Music is a pretty abstract form of art, and one may well appreciate, say, the Tristan (but please, not Parsifal!), without sharing a single bit of Wagner's ideology. However, Wagner epitomizes what I find most worrying in the roots of at least part of the modern left: its connections to the Romantic tradition, via Hegel and/or Rousseau (often unduly classified under the tradition of Enlightenment). Myths like "state of nature", or concept like "people" and "national culture", become a replacement for the improvement of quality of life and individual liberty, and lend themselves to be used by governments as tools to build consensus without delivering anything beyond words.
There is one book by Nietzsche that I especially love, "Human, all too human". He wrote it in 1878, shortly after his break-up with Wagner, and his new friendship with Paul Rée and Lou Salome; it's undertitled "A book for free spirits", and is dedicated to Voltaire ("Ein Buch für freie Geister. Dem Andenken Voltaires geweiht zur Gedächtnisfeier seines Todestages, den 30 Mai 1778"). One of the most striking aphorisms (which unfortunately I can't quote offhand) remarks how socialism (today we would say communism) is the true heir of monarchic absolutism, and eventually its disregard for liberty will cause its downfall. I thought about it when the Berlin wall came down, and again when I learned of Mao's predilection for the Legalist school and his admiration of Qin Shihuangdi. Significantly, the Qin dinasty (the "Kingdom of tigers and wolves") lasted only fourteen years. Mao's system about thirty.
Anyway, that book (which, by the way, has nothing good to say about Rousseau, and much about the Jews) became an instant object of hate for the Wagner entourage: whose antisemitism, far from being "alleged", was extremely real. Cosima commented sourly: "A thumbing through and a few significant sentences were sufficient for me and I laid the book aside... Much accounts for the sad book! Finally Israel came to it in the form of a Dr. Rée, very smooth, very cool, at the same time captivated and subjugated by Nietzsche, in truth however duped by him (Rée), a microcosm of the relationship of Judea and Germany". His sister Elizabeth, married to another antisemite, in this occasion broke up with him too. Elizabeth especially disliked Lou Salome, a truly fascinating figure who later in her life loved Rilke and befriended Sigmund Freud.

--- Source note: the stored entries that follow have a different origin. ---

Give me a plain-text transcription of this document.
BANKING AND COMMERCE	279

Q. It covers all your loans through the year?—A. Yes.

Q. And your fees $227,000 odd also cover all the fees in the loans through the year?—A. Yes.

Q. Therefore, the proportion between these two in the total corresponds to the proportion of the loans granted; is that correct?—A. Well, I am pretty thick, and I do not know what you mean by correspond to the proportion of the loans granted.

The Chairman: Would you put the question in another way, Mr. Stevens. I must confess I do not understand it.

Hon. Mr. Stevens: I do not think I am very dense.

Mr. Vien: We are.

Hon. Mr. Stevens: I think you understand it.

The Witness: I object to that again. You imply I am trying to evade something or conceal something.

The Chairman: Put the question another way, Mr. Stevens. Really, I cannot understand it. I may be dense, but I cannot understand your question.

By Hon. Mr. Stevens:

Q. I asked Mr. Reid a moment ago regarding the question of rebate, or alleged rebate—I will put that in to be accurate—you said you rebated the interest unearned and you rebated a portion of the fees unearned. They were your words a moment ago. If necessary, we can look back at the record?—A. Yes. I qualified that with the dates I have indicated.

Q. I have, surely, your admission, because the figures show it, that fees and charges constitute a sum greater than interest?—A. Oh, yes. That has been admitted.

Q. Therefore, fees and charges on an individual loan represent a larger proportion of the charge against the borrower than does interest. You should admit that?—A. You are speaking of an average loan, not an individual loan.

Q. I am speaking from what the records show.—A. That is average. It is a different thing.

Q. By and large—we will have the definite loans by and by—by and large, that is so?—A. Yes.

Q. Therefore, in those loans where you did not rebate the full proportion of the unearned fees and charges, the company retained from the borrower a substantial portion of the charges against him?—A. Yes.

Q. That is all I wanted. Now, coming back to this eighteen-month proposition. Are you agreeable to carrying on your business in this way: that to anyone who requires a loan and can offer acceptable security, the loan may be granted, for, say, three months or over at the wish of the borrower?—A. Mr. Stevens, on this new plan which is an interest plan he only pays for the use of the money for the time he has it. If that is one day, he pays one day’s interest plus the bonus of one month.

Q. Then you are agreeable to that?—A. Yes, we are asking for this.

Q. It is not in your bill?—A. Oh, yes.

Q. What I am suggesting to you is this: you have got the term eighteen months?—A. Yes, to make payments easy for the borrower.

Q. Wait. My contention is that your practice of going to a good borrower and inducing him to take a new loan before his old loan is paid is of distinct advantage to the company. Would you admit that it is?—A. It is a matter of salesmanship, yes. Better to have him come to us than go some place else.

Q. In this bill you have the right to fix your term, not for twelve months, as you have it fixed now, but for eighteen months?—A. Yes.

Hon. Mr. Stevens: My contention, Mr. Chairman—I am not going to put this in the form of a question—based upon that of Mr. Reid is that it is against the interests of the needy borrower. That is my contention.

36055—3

Back to state, nation, citizens and land. There is one ancient counterposition (or, if we want to use Marxian jargon, contradiction) that often strikes me for its universality over time and space: the one between land and sea cultures. I saw it present in many different contexts, running deep in human societies. Land people tend to see sea people as comparatively mercantile, unreliable, amoral, thieving, profiteering, mean. Conversely, sea people see land people as lazy, un-entrepreneurial, lacking cosmopolitan sophistication, uncouth and/or plain dumb. Every time the two groups get in contact, misunderstandings and conflicts are the norm. In the land group you may find, e.g., central Europeans, Russians, Northern Chinese. In the sea group, Mediterranean cultures, Jews, English and especially Scots (significantly qualified as "canny"), Overseas and coastal Chinese. In the microcosm of northern Italy, Piedmontese and Ligurian stereotypes fit perfectly the two sides of this equation.
Land people believe in all sorts of solidariety, and are dismayed at its utter disregard by sea people. I talked once to some Mainland Chinese relatives of a friend of mine, who had just discovered of having been overcharged by a shop in Hong Kong. They felt offended for two reasons: first, they felt that there is such a thing as a "right" price, and if someone charges more even after a free negotiation, that's tantamount to fraud. I noted similar reactions as very common in Germans. Second, they resented the fact that they were Chinese like the offending sales people, but no "national solidariety" had shown up.
Typically, socialism is best accepted in land cultures. So does fascism. Sea cultures, on the other hand, often see any state intervention and regulation as an unwelcome intrusion in free trade and free enterprise: and that may be one cause of the resilience of liberalism in Anglo-Saxon environments, and of the prompt acceptance of reform in China's coastal areas.
Cheers --
Enzo
-----Original Message----- From: Henry C.K. Liu <hliu at mindspring.com> Date: Saturday, December 12, 1998 8:09 AM
>Enzo:
>
>Careful what you say about Wagner.
>Richard Wagner was the greatest composer ever.
>Der Ring des Nibelungen, began in 1848 when Wagner was 35, was not only
>revolutionary musically and operatically.